L1 (Prioridade Crítica)

  • Impacto severo que afeta funções críticas do negócio
  • Requer ação imediata, geralmente em questão de horas

Exemplo: Sistema completamente fora do ar, impossibilitando operações essenciais Geralmente envolve mobilização da equipe mesmo fora do horário comercial

L2 (Prioridade Alta)

  • Impacto significativo, mas sem paralisar completamente as operações
  • Necessita resolução rápida, tipicamente dentro de 24-48 horas

Exemplo: Funcionalidade importante com defeito, mas existe um contorno temporário Equipe prioriza essa atividade podendo reorganizar outras tarefas.
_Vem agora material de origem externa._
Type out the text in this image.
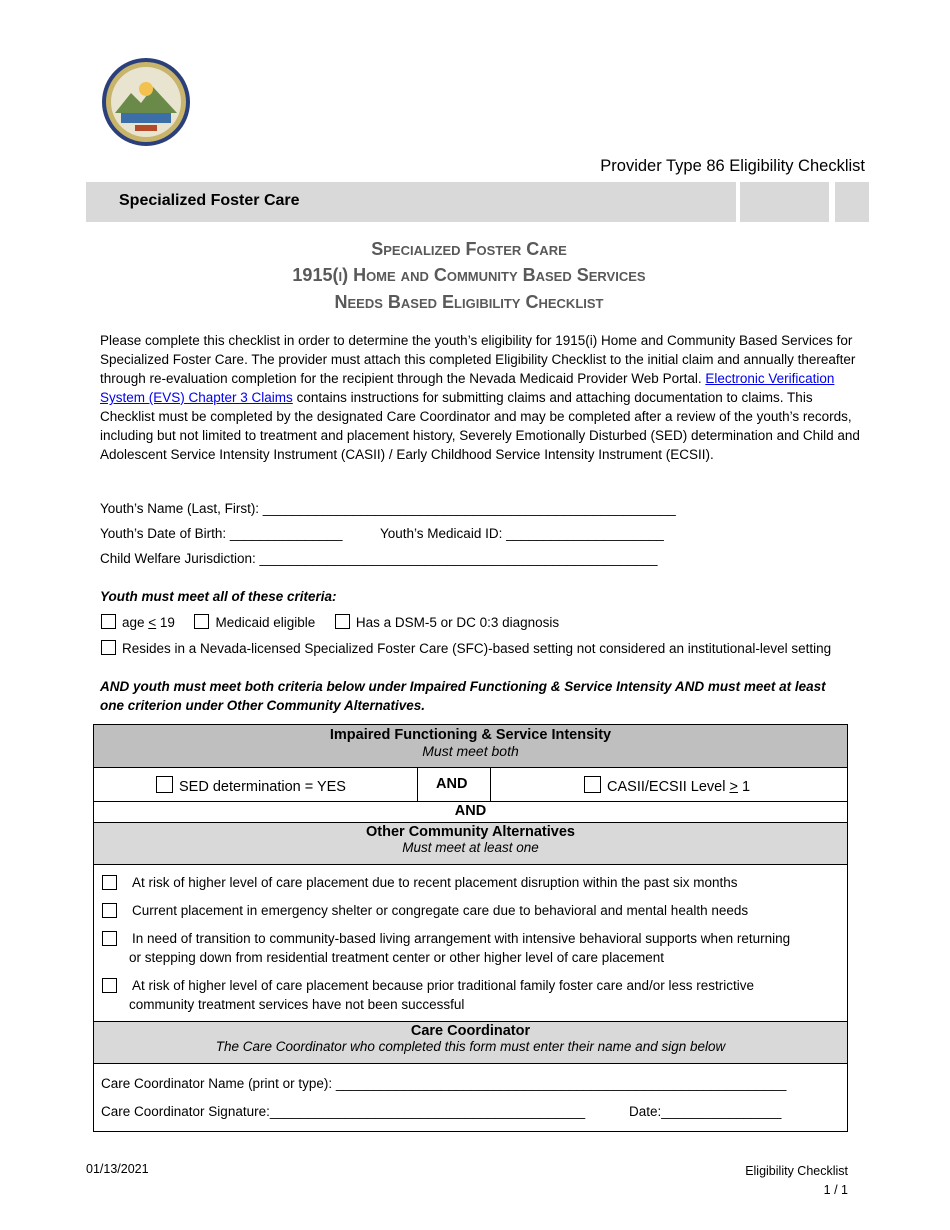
Provider Type 86 Eligibility Checklist
Specialized Foster Care
Specialized Foster Care
1915(i) Home and Community Based Services
Needs Based Eligibility Checklist
Please complete this checklist in order to determine the youth’s eligibility for 1915(i) Home and Community Based Services for Specialized Foster Care. The provider must attach this completed Eligibility Checklist to the initial claim and annually thereafter through re-evaluation completion for the recipient through the Nevada Medicaid Provider Web Portal. Electronic Verification System (EVS) Chapter 3 Claims contains instructions for submitting claims and attaching documentation to claims. This Checklist must be completed by the designated Care Coordinator and may be completed after a review of the youth’s records, including but not limited to treatment and placement history, Severely Emotionally Disturbed (SED) determination and Child and Adolescent Service Intensity Instrument (CASII) / Early Childhood Service Intensity Instrument (ECSII).
Youth’s Name (Last, First): _______________________________________________________
Youth’s Date of Birth: _______________	Youth’s Medicaid ID: _____________________
Child Welfare Jurisdiction: _____________________________________________________
Youth must meet all of these criteria:
age < 19	Medicaid eligible	Has a DSM-5 or DC 0:3 diagnosis
Resides in a Nevada-licensed Specialized Foster Care (SFC)-based setting not considered an institutional-level setting
AND youth must meet both criteria below under Impaired Functioning & Service Intensity AND must meet at least one criterion under Other Community Alternatives.
Impaired Functioning & Service Intensity
Must meet both
SED determination = YES	AND	CASII/ECSII Level > 1
AND
Other Community Alternatives
Must meet at least one
At risk of higher level of care placement due to recent placement disruption within the past six months
Current placement in emergency shelter or congregate care due to behavioral and mental health needs
In need of transition to community-based living arrangement with intensive behavioral supports when returning
or stepping down from residential treatment center or other higher level of care placement
At risk of higher level of care placement because prior traditional family foster care and/or less restrictive
community treatment services have not been successful
Care Coordinator
The Care Coordinator who completed this form must enter their name and sign below
Care Coordinator Name (print or type): ____________________________________________________________
Care Coordinator Signature:__________________________________________	Date:________________
01/13/2021	Eligibility Checklist
1 / 1
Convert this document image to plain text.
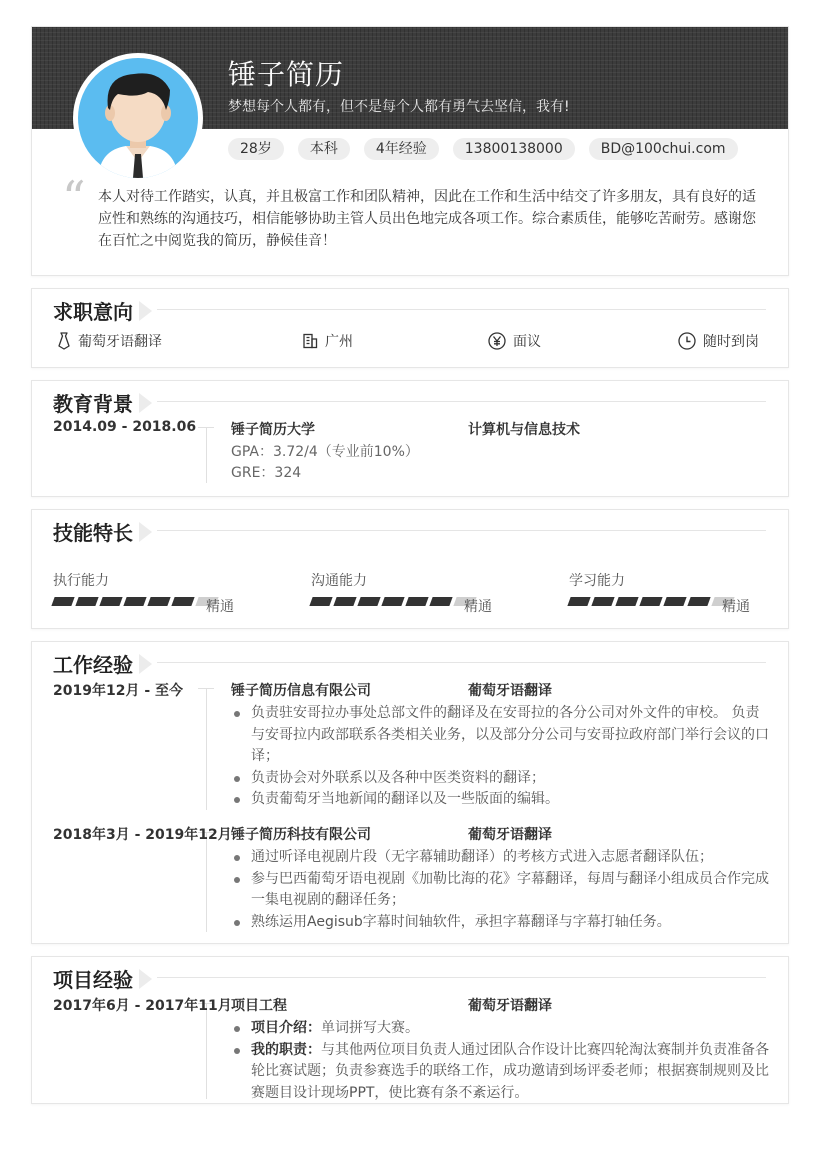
锤子简历
梦想每个人都有，但不是每个人都有勇气去坚信，我有!
28岁	本科	4年经验	13800138000	BD@100chui.com
“ 本人对待工作踏实，认真，并且极富工作和团队精神，因此在工作和生活中结交了许多朋友，具有良好的适应性和熟练的沟通技巧，相信能够协助主管人员出色地完成各项工作。综合素质佳，能够吃苦耐劳。感谢您在百忙之中阅览我的简历，静候佳音！
求职意向
葡萄牙语翻译	广州	面议	随时到岗
教育背景
2014.09 - 2018.06 锤子简历大学	计算机与信息技术
GPA：3.72/4（专业前10%）
GRE：324
技能特长
执行能力
精通
沟通能力
精通
学习能力
精通
工作经验
2019年12月 - 至今	锤子简历信息有限公司	葡萄牙语翻译
负责驻安哥拉办事处总部文件的翻译及在安哥拉的各分公司对外文件的审校。 负责与安哥拉内政部联系各类相关业务，以及部分分公司与安哥拉政府部门举行会议的口译；
负责协会对外联系以及各种中医类资料的翻译；
负责葡萄牙当地新闻的翻译以及一些版面的编辑。
2018年3月 - 2019年12月 锤子简历科技有限公司	葡萄牙语翻译
通过听译电视剧片段（无字幕辅助翻译）的考核方式进入志愿者翻译队伍；
参与巴西葡萄牙语电视剧《加勒比海的花》字幕翻译，每周与翻译小组成员合作完成一集电视剧的翻译任务；
熟练运用Aegisub字幕时间轴软件，承担字幕翻译与字幕打轴任务。
项目经验
2017年6月 - 2017年11月 项目工程	葡萄牙语翻译
项目介绍：单词拼写大赛。
我的职责：与其他两位项目负责人通过团队合作设计比赛四轮淘汰赛制并负责准备各轮比赛试题；负责参赛选手的联络工作，成功邀请到场评委老师；根据赛制规则及比赛题目设计现场PPT，使比赛有条不紊运行。
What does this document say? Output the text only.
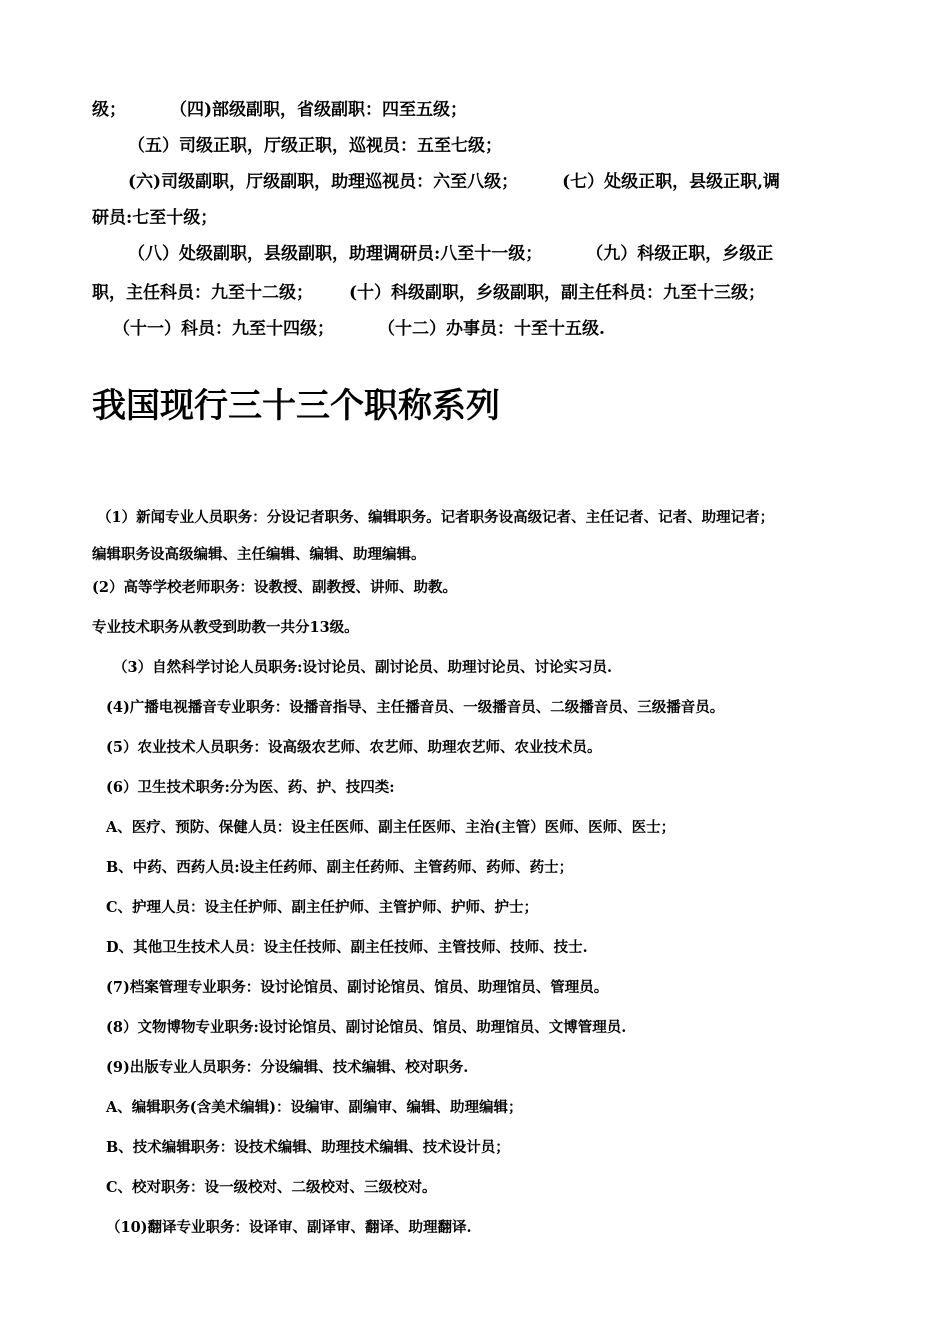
级；	（四)部级副职，省级副职：四至五级；
（五）司级正职，厅级正职，巡视员：五至七级；
(六)司级副职，厅级副职，助理巡视员：六至八级；	(七）处级正职，县级正职,调
研员:七至十级；
（八）处级副职，县级副职，助理调研员:八至十一级；	（九）科级正职，乡级正
职，主任科员：九至十二级； (十）科级副职，乡级副职，副主任科员：九至十三级；
（十一）科员：九至十四级；	（十二）办事员：十至十五级.
我国现行三十三个职称系列
（1）新闻专业人员职务：分设记者职务、编辑职务。记者职务设高级记者、主任记者、记者、助理记者；
编辑职务设高级编辑、主任编辑、编辑、助理编辑。
(2）高等学校老师职务：设教授、副教授、讲师、助教。
专业技术职务从教受到助教一共分13级。
（3）自然科学讨论人员职务:设讨论员、副讨论员、助理讨论员、讨论实习员.
(4)广播电视播音专业职务：设播音指导、主任播音员、一级播音员、二级播音员、三级播音员。
(5）农业技术人员职务：设高级农艺师、农艺师、助理农艺师、农业技术员。
(6）卫生技术职务:分为医、药、护、技四类:
A、医疗、预防、保健人员：设主任医师、副主任医师、主治(主管）医师、医师、医士；
B、中药、西药人员:设主任药师、副主任药师、主管药师、药师、药士；
C、护理人员：设主任护师、副主任护师、主管护师、护师、护士；
D、其他卫生技术人员：设主任技师、副主任技师、主管技师、技师、技士.
(7)档案管理专业职务：设讨论馆员、副讨论馆员、馆员、助理馆员、管理员。
(8）文物博物专业职务:设讨论馆员、副讨论馆员、馆员、助理馆员、文博管理员.
(9)出版专业人员职务：分设编辑、技术编辑、校对职务.
A、编辑职务(含美术编辑)：设编审、副编审、编辑、助理编辑；
B、技术编辑职务：设技术编辑、助理技术编辑、技术设计员；
C、校对职务：设一级校对、二级校对、三级校对。
（10)翻译专业职务：设译审、副译审、翻译、助理翻译.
Aqui esta um dos motivos que não dá para aplicar o Full scrum, pois sempre acontecem problemas que interferem na sprint!

L3 (Prioridade Média)

  • Impacto moderado nas operações
  • Pode ser resolvido dentro de uma semana ou na próxima sprint

Exemplo: Bug em função não crítica ou melhorias importantes mas não urgentes É planejado normalmente no backlog da próxima sprint e geralmente fura a fila!

L4 (Prioridade Baixa)

  • Impacto mínimo no negócio
  • Pode aguardar algumas sprints para ser resolvido

Exemplo: Melhorias cosméticas ou otimizações menores Entra no backlog normal do produto para priorização futura

L5 (Prioridade Muito Baixa)

  • Melhorias cosméticas não urgentes
  • Otimizações menores que não afetam a experiência do usuário
  • Tarefas que podem esperar meses para serem implementadas
  • Ideias para futuras versões do produto

Exemplo: Mudança na cor de um ícone não crítico, reformatação de código que já funciona

L6 (Prioridade Mínima)

  • Desejos ou "nice to have"
  • Itens do backlog que podem nunca ser implementados
  • Ideias para serem consideradas em um futuro distante

Exemplo: Refatoração de código que já funciona bem, mudanças puramente estéticas


Na maioria das organizações, itens classificados como L5 ou L6 frequentemente acabam sendo:

  • Removidos do backlog após um tempo
  • Reclassificados para uma prioridade maior se ganharem importância
  • Mantidos apenas como referência para futuras discussões

Por isso, a maioria das empresas trabalha apenas com a escala L1 a L4, que já é suficiente para categorizar adequadamente as prioridades dos itens de trabalho.